Cette page est particulièrement dédiée à la mémoire du Quartier-Maître Timonier Joseph DESPRES,
mon lointain cousin désormais en patrouille éternelle à bord du Vendémiaire
CARACTERISTIQUES PRINCIPALES
Sous-marin de défense côtière du type PLUVIOSE
Longueur 51 m 20
- Largeur 5 m
Vitesse
en surface 12 noeuds, en plongée 7.5 noeuds
Déplacement en surface 398 t., en plongée
550 t.
Autonomie 2000 NM en surface
7 torpilles de 457 mm
Equipage : 2
officiers, 22 hommes
LE NAUFRAGE
8 juin 1912, à l'aube...
L'Escadre du Nord composée de six cuirassés et trois croiseurs, placée sous
le commandement du Saint Louis
avait appareillé de Brest la veille en fin d'après-midi pour faire mouvement
vers Cherbourg. Il avait été alors décidé de mettre à profit ce mouvement
d'escadre pour déclencher un exercice d'interception par les sous-marins de
Cherbourg qui avaient appareillé vers quatre heures du matin pour se
positionner dans le Raz Blanchart jusqu'au cap de la Hague. Le Lieutenant de
Vaisseau Prioul, Commandant du
Vendémiaire, avait reçu pour
mission de tenir le secteur compris entre Aurigny et La Hague avec pour
consigne expresse de ne pas le quitter avant la fin de l'exercice.
A cinq heures du
matin, précédée d'un nuage de fumée qui n'avait pas échappé aux veilleurs du
petit sous-marin, l'escadre doublait la pointe nord est d'Aurigny.
"Immersion
périscopique ! Aux postes de combat !"
L'intérieur du fuseau
d'acier constitué par la coque épaisse s'anima subitement puis redevint
calme. Chaque homme de l'équipage était concentré à son poste de combat,
faisant corps avec son navire et espérant bien faire honneur à son chef en
plaçant une torpille factice dans le flanc de l'un de ces cuirassés dont
Prioul pouvait à présent distinguer nettement la moustache d'écume qui
ornait l'étrave du premier de la file.
Sur les passerelles
des navires de surface, la veille avait été renforcée avec l'aube et des
dizaines d'yeux scrutaient le miroir translucide de la mer pour tenter d'y
découvrir le mince sillage d'un périscope.
Six heures.
A
bord du Vendémiaire
qui poursuivait en plongée sa progression en donnant régulièrement un bref
coup de périscope, Prioul s'était rapproché du
Saint Louis
et préparait soigneusement son attaque.

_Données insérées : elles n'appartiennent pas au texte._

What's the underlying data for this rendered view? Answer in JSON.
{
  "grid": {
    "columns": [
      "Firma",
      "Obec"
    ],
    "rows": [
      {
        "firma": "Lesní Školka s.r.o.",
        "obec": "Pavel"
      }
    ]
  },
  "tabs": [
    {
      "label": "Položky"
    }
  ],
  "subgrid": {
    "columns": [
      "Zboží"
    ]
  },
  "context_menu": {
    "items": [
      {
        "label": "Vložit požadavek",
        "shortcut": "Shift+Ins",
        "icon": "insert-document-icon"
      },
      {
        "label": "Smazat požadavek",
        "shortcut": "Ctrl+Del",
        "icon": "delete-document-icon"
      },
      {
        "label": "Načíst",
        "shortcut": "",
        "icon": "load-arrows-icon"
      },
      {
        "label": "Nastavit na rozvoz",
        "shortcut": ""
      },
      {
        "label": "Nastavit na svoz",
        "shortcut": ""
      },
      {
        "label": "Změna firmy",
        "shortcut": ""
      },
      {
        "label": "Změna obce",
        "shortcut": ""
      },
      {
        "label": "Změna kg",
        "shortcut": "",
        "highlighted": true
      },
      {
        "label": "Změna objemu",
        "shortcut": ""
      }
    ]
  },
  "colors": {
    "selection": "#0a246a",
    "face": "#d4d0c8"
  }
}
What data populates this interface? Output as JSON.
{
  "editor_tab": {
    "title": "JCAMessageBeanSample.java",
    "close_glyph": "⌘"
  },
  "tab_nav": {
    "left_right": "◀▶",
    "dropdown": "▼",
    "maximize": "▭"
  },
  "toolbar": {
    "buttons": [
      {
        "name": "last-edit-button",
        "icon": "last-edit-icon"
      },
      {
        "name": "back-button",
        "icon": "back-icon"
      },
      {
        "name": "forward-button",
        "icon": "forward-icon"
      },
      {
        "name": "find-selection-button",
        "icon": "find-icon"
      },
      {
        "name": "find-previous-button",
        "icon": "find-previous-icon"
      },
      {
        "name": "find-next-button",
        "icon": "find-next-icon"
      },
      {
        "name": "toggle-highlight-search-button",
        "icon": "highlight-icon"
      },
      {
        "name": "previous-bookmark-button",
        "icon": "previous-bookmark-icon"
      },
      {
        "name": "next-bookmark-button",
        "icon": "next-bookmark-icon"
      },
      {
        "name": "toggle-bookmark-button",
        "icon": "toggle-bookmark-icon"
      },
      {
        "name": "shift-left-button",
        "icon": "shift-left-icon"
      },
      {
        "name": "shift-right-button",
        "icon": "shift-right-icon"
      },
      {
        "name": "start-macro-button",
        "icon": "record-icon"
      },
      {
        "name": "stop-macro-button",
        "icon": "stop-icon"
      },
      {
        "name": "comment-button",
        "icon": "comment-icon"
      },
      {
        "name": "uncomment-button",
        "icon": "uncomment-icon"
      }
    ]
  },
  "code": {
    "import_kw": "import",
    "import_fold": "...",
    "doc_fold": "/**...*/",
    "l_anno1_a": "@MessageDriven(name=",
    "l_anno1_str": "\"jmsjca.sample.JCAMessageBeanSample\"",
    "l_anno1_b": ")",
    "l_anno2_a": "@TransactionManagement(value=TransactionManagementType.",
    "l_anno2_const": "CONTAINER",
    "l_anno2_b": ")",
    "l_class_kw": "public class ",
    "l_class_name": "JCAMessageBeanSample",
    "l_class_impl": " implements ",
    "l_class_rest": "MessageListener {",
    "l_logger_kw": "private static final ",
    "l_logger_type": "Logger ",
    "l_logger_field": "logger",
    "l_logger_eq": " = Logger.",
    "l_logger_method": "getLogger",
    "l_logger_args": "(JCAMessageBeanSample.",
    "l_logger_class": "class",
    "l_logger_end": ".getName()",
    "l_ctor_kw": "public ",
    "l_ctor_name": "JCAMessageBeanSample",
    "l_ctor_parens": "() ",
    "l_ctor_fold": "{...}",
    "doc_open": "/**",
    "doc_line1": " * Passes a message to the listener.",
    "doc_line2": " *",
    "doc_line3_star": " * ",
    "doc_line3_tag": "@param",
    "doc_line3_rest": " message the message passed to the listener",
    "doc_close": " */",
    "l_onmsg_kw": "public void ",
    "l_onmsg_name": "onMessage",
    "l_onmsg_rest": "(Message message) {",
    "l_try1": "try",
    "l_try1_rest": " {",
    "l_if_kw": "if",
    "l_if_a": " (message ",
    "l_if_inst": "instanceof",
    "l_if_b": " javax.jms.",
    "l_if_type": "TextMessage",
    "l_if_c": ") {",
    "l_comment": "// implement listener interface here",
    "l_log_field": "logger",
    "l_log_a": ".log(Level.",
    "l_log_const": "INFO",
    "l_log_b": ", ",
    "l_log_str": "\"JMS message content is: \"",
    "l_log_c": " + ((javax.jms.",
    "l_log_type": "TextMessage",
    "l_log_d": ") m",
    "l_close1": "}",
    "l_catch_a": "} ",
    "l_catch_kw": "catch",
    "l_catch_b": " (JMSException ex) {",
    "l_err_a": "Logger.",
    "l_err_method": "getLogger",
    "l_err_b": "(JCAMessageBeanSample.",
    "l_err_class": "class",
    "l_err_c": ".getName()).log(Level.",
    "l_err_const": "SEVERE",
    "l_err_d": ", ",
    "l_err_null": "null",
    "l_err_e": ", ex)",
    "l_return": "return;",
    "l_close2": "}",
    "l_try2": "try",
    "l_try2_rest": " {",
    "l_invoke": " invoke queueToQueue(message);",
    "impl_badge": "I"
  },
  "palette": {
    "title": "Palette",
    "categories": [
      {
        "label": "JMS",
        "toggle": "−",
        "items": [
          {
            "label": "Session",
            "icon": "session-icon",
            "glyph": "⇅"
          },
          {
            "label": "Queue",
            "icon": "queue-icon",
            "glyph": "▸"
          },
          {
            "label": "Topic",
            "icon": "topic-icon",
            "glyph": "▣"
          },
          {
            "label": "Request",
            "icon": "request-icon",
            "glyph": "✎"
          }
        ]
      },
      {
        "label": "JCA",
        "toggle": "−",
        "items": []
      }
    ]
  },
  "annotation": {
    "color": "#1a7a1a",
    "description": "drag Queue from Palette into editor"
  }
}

Un coup au but sur le navire-amiral
lui vaudrait à n'en pas douter les honneurs de l'exercice. Penché sur la
table de navigation, l'Enseigne Audic, Second du bâtiment traçait la route
d'interception et donnait au quartier-maître Després un nouveau cap pour
placer le navire en position de tir. Le puissant halètement des machines à
vapeur de l'escadre de cuirassés emplissait de son souffle le sous-marin
tout entier.
Prioul attendit encore quelques minutes avant de sortir une dernière fois
son périscope. Selon ses calculs, le
Saint Louis
devait maintenant présenter largement ses flancs à la torpille du
Vendémiaire.
Vérification !
Sa stupeur dut
être grande lorsqu'il constata que le cuirassé lui présentait non pas le flanc
mais son étrave effilée dont l'éperon s'ornait d'un somptueux panache
d'écume.
- Plongée 20
mètres ! Vite !
- Périscope
droit devant !
Instantanément, un cri jaillit de la bouche des veilleurs du cuirassé,
horrifiés par l'imminence de la catastrophe.
- A gauche
toute ! hurla l'officier de quart.
Mais il était déjà trop tard et avant que le
Saint Louis
n'ait eu le temps d'évoluer, c'était le drame. On ressentit une légère
secousse, comme si l'on poussait quelque chose de résistant. Sous l'étrave,
le kiosque apparut un instant puis s'enfonça aussitôt dans un grand
bouillonnement. C'était l'air qui s'échappait du trou béant provoqué par
l'éperon dans la coque du sous-marin.
En quelques secondes, le drame était consommé et avant que le
Saint Louis ait seulement pu
s'arrêter, le Vendémiaire
avait coulé par plus de 60 mètres de fond avec ses vingt quatre hommes.
Cette
profondeur était à l'époque inaccessible aux scaphandriers surtout en ces
eaux du Raz Blanchart soumises à de très forts courants de marée. Il ne fut
fait aucune tentative de renflouage de l'épave dans les flancs de laquelle
vingt quatre marins unis dorment de leur dernier sommeil.
(Extrait de
"1850-1950, Cent ans d'histoires de mer dans la Manche"
© Yves DUFEIL, 1975)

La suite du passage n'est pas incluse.